Security
How we ensure your charger is completely secure
Three facets of EV charger security
In order to keep our EV charges secure, our software security engineers focus on three crucial tiers of security: The connection from the charger to the charge point operator, the WLAN access point and web interface access control, and direct memory access.
Connection from the charger to the charge point operator (CPO)
Peblar EV chargers connect to CPOs over an encrypted connection through a digital certificate and password. While other options are available and enable easier connection between chargers and CPOs (for example, just with password access), we use a more secure method to keep our chargers and users safe.
Future updates
We are also planning to implement a future update to our connection that allows connection over an encrypted connection through a digital certificate going both ways, otherwise known as mutual digital certificates.
WLAN access point & web interface access control (via AP or ethernet)
Each charger has unique passwords and all charges exit the factory with robust, randomly generated passwords for:
Web interface login password
Web interface PUK code
Access point network password
OCPP authorisation password
Passwords are stored using a product secret value within a secure subsystem of the internal manufacturing framework.
Direct memory access (physical or remote)
Our EV Chargers are built to only trust the software they come with. There is no way of installing external firmware onto a charger, and to keep the charger extra secure, test software also can’t be installed.
Once the charger goes through end-of-line programming for a customer, it cannot be changed to another firmware. Each charger is locked to the intended customer and there are no ‘back-doors’ into the charger’s software and no other software can be installed on the charger.
Peblar EV chargers are built to be low maintenance for customers, while remaining secure.
Future-proofing society
At Peblar, we heavily rely on hardware, featuring a secure boot that ensures enhanced security.
We use trusted platform modules to store certificates and cryptographic keys, supporting new algorithms and future-oriented security measures, keeping our software security highly future-proof.
Curious to know more about EV charger security? Dive into our blog right here where Sten, our software security engineer, offers detailed insights.
Software and Security Update Policy
To ensure the continued performance, reliability, and security of your Peblar charger, we are committed to providing regular software and security updates, as technically feasible.
These updates are designed to improve the charger’s functionality, optimize performance, and address any security vulnerabilities that may arise.
Software updates
We will provide software updates for a minimum of three (3) years from the date of manufacture.

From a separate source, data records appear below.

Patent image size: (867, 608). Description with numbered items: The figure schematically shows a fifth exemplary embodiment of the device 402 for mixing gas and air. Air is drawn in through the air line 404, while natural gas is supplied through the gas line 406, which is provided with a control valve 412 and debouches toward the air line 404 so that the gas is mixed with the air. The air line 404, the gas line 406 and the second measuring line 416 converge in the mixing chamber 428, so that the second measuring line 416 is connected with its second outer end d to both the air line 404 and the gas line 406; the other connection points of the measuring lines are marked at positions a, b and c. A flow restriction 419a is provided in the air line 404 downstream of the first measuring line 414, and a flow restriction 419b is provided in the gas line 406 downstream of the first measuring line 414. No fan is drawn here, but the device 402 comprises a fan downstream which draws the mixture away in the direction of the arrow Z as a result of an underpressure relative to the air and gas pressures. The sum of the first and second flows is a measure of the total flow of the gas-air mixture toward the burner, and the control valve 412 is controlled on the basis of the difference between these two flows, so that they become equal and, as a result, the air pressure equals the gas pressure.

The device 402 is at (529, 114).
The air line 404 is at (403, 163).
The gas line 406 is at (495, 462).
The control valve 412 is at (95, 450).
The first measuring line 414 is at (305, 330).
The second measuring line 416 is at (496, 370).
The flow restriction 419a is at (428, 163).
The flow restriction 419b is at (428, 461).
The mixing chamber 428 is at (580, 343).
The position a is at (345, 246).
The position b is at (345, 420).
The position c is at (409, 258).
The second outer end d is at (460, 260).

These updates may include:
- Functional improvements: updates to optimize the performance and efficiency of your charger.
- Additional features: introduction of new features to improve the user experience and the charger’s capabilities.
- Bug fixes: corrections to any issues identified that do not pose a security risk but may affect the charger’s normal use. These fixes ensure that the charger continues to operate reliably and effectively.
Security updates
We will provide security updates for a period of five (5) years from the date of manufacture. These updates are specifically designed to address and mitigate critical security vulnerabilities through software patches or other mitigation measures necessary to ensure your charger remains safe and secure against potential cybersecurity risks.
To keep your charger secure, always install the latest software version. Keeping your charger up to date ensures that all features and security measures are fully operational.